From Bel-Air to Tolkien, Streamers Lean on Remakes

Fans of 1990s sitcoms are well catered for.

From Bel-Air to Tolkien, Streamers Lean on Remakes

Photo Credit: Peacock

Jabari Banks in Bel-Air

Highlights
  • Fresh Prince of Bel Air Remake to debut next month
  • Remakes are a trick that US film industry has increasingly relied upon
  • More new-old shows are on the way

If you are getting a feeling of deja-vu from your TV screen, there is good reason.

In the desperate competition for eyeballs, streaming giants are taking a page out of Hollywood's playbook and rifling through the cupboards for recognisable brands to recycle for a new generation.

Fans of 1990s sitcoms are well catered for.

TV phenomenon The Fresh Prince of Bel-Air — that gifted the world Will Smith and a theme song to which an entire generation knows the words — is back as Bel-Air in February.

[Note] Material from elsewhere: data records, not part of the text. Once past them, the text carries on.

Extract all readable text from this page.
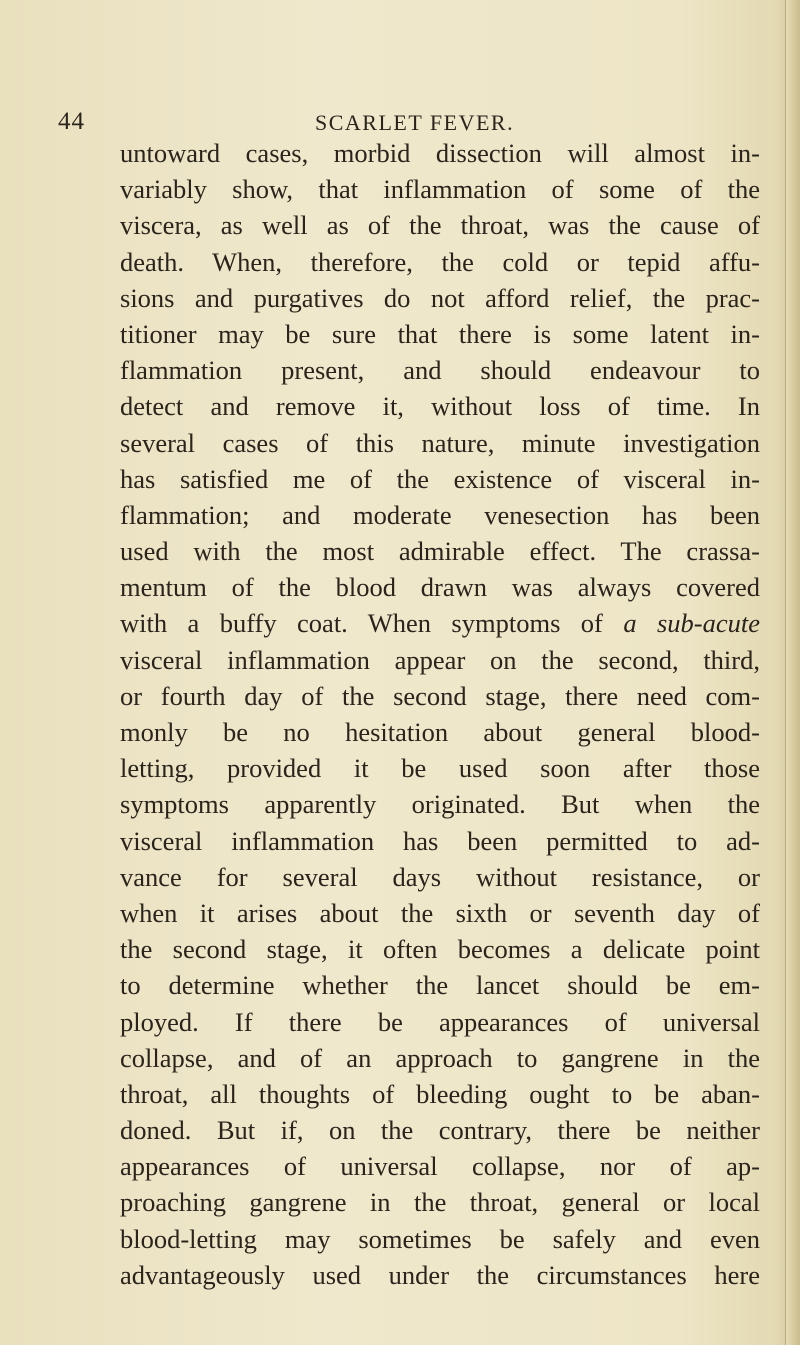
44	SCARLET FEVER.
untoward cases, morbid dissection will almost in-
variably show, that inflammation of some of the
viscera, as well as of the throat, was the cause of
death. When, therefore, the cold or tepid affu-
sions and purgatives do not afford relief, the prac-
titioner may be sure that there is some latent in-
flammation present, and should endeavour to
detect and remove it, without loss of time. In
several cases of this nature, minute investigation
has satisfied me of the existence of visceral in-
flammation; and moderate venesection has been
used with the most admirable effect. The crassa-
mentum of the blood drawn was always covered
with a buffy coat. When symptoms of a sub-acute
visceral inflammation appear on the second, third,
or fourth day of the second stage, there need com-
monly be no hesitation about general blood-
letting, provided it be used soon after those
symptoms apparently originated. But when the
visceral inflammation has been permitted to ad-
vance for several days without resistance, or
when it arises about the sixth or seventh day of
the second stage, it often becomes a delicate point
to determine whether the lancet should be em-
ployed. If there be appearances of universal
collapse, and of an approach to gangrene in the
throat, all thoughts of bleeding ought to be aban-
doned. But if, on the contrary, there be neither
appearances of universal collapse, nor of ap-
proaching gangrene in the throat, general or local
blood-letting may sometimes be safely and even
advantageously used under the circumstances here
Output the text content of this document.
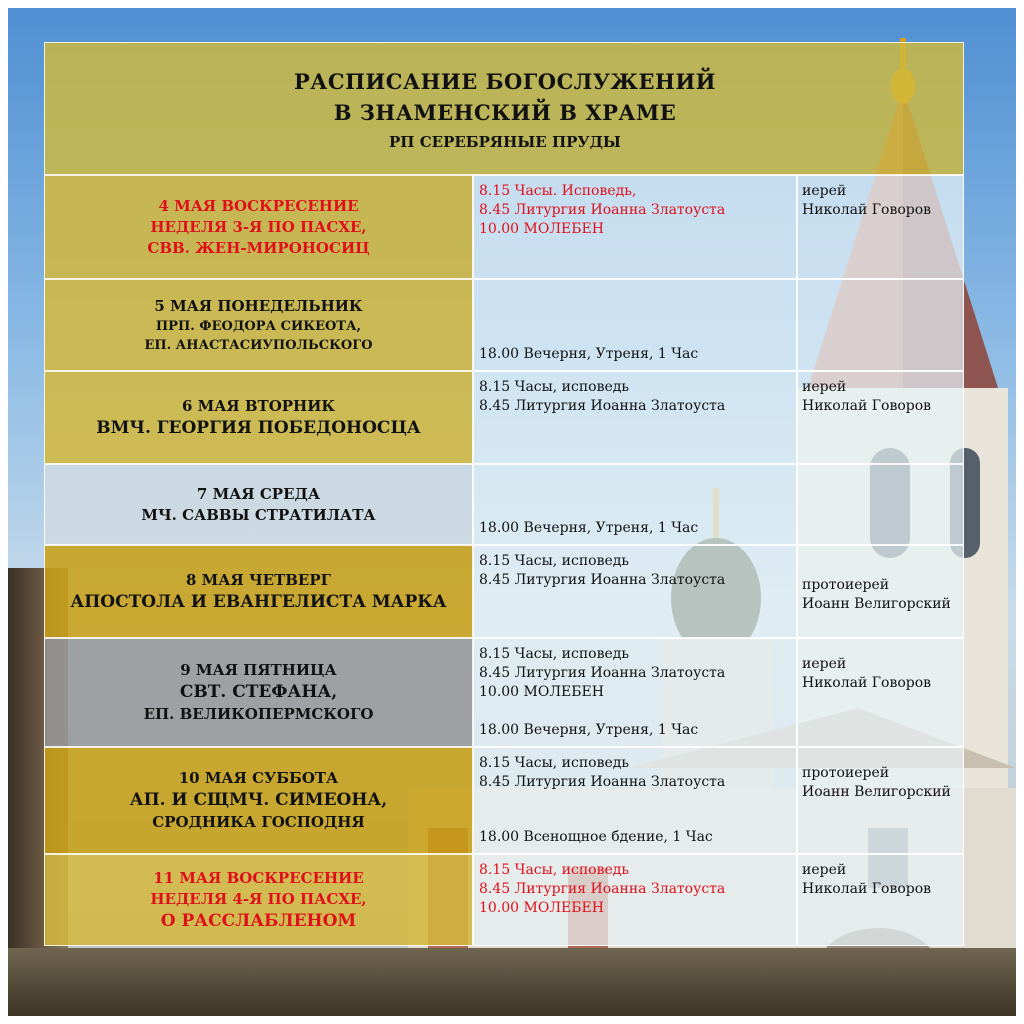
РАСПИСАНИЕ БОГОСЛУЖЕНИЙ
В ЗНАМЕНСКИЙ В ХРАМЕ
РП СЕРЕБРЯНЫЕ ПРУДЫ
4 МАЯ ВОСКРЕСЕНИЕ
НЕДЕЛЯ 3-Я ПО ПАСХЕ,
СВВ. ЖЕН-МИРОНОСИЦ
8.15 Часы. Исповедь,
8.45 Литургия Иоанна Златоуста
10.00 МОЛЕБЕН
иерей
Николай Говоров
5 МАЯ ПОНЕДЕЛЬНИК
ПРП. ФЕОДОРА СИКЕОТА,
ЕП. АНАСТАСИУПОЛЬСКОГО
18.00 Вечерня, Утреня, 1 Час
6 МАЯ ВТОРНИК
ВМЧ. ГЕОРГИЯ ПОБЕДОНОСЦА
8.15 Часы, исповедь
8.45 Литургия Иоанна Златоуста
иерей
Николай Говоров
7 МАЯ СРЕДА
МЧ. САВВЫ СТРАТИЛАТА
18.00 Вечерня, Утреня, 1 Час
8 МАЯ ЧЕТВЕРГ
АПОСТОЛА И ЕВАНГЕЛИСТА МАРКА
8.15 Часы, исповедь
8.45 Литургия Иоанна Златоуста	протоиерей
Иоанн Велигорский
9 МАЯ ПЯТНИЦА
СВТ. СТЕФАНА,
ЕП. ВЕЛИКОПЕРМСКОГО
8.15 Часы, исповедь
8.45 Литургия Иоанна Златоуста
10.00 МОЛЕБЕН
18.00 Вечерня, Утреня, 1 Час
иерей
Николай Говоров
10 МАЯ СУББОТА
АП. И СЩМЧ. СИМЕОНА,
СРОДНИКА ГОСПОДНЯ
8.15 Часы, исповедь
8.45 Литургия Иоанна Златоуста
18.00 Всенощное бдение, 1 Час
протоиерей
Иоанн Велигорский
11 МАЯ ВОСКРЕСЕНИЕ
НЕДЕЛЯ 4-Я ПО ПАСХЕ,
О РАССЛАБЛЕНОМ
8.15 Часы, исповедь
8.45 Литургия Иоанна Златоуста
10.00 МОЛЕБЕН
иерей
Николай Говоров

Showing on US streaming service Peacock, it has a far grittier tone than the goofy original, and the internet is beside itself over images of a surprisingly slick Carlton and unacceptably slender Uncle Phil.

Another streaming service, Paramount+, is hoping to get a boost by bringing back Frasier. The sitcom looks set to pick up where it left off 17 years ago, with Kelsey Grammar reprising his role as the lovably snobbish psychotherapist.

That adds to a recent deluge of reboots, from Sex and the City ("And Just Like That...") to How I Met Your Mother (now about meeting a father) to Saved by the Bell.

More new-old shows are on the way, included reheated versions of True Blood and Pretty Little Liars.

Not to mention the feast being laid on for fantasy fans this year, with gigantically expensive franchise extensions of Game of Thrones (House of the Dragon from HBO) and Lord of the Rings (Amazon's $250-million The Rings of Power.

'Not infinite'

It is a trick that the US film industry has increasingly relied upon, ignoring original screenplays in favour of familiar superheroes and childhood favourites.

TV revivals have also been around forever, of course, but with the number of streaming channels multiplying rapidly, the value of familiar franchises to attract new customers has grown feverish.

"We are witnessing a battle for content between the platforms," said media expert Jean Chalaby, of London's City University.

"The audience is not infinite and doesn't have the means to maintain three or four subscriptions at the same time."

Exploiting people's nostalgia for their youth is a powerful way to grab attention, said former BBC TV executive Andrew Connor, now teaching at Edinburgh University.

The How I Met Your Mother crowd are ideal, he said, since they were mostly teenagers when it first aired and are now prime subscriber age.

'Zero risk'

With competition rising between the big-hitters — Netflix, Apple, Disney+, Amazon, HBOMax, and a host of new pretenders — anything short of constant, massive growth is a problem.

Netflix might have 220 million subscribers but when its latest figures anticipated only 2.5 million new customers for the first three months of 2022 (down from 4.0 million this time last year), its share price went into a tailspin, losing 20 percent in a day.

Franchise names are the safest way to stay ahead of the pack, said Chalaby.

"Launching an original series costs a lot of money and has no guarantee of success. With a franchise, the risk is practically zero."

Still, unheard-of shows can still be huge — as Netflix found with South Korea's Squid Game and Colombian telenovela The Queen of Flow.

"The pandemic showed there is a place for unusual shows," said Connor. "There will always be a place for innovation."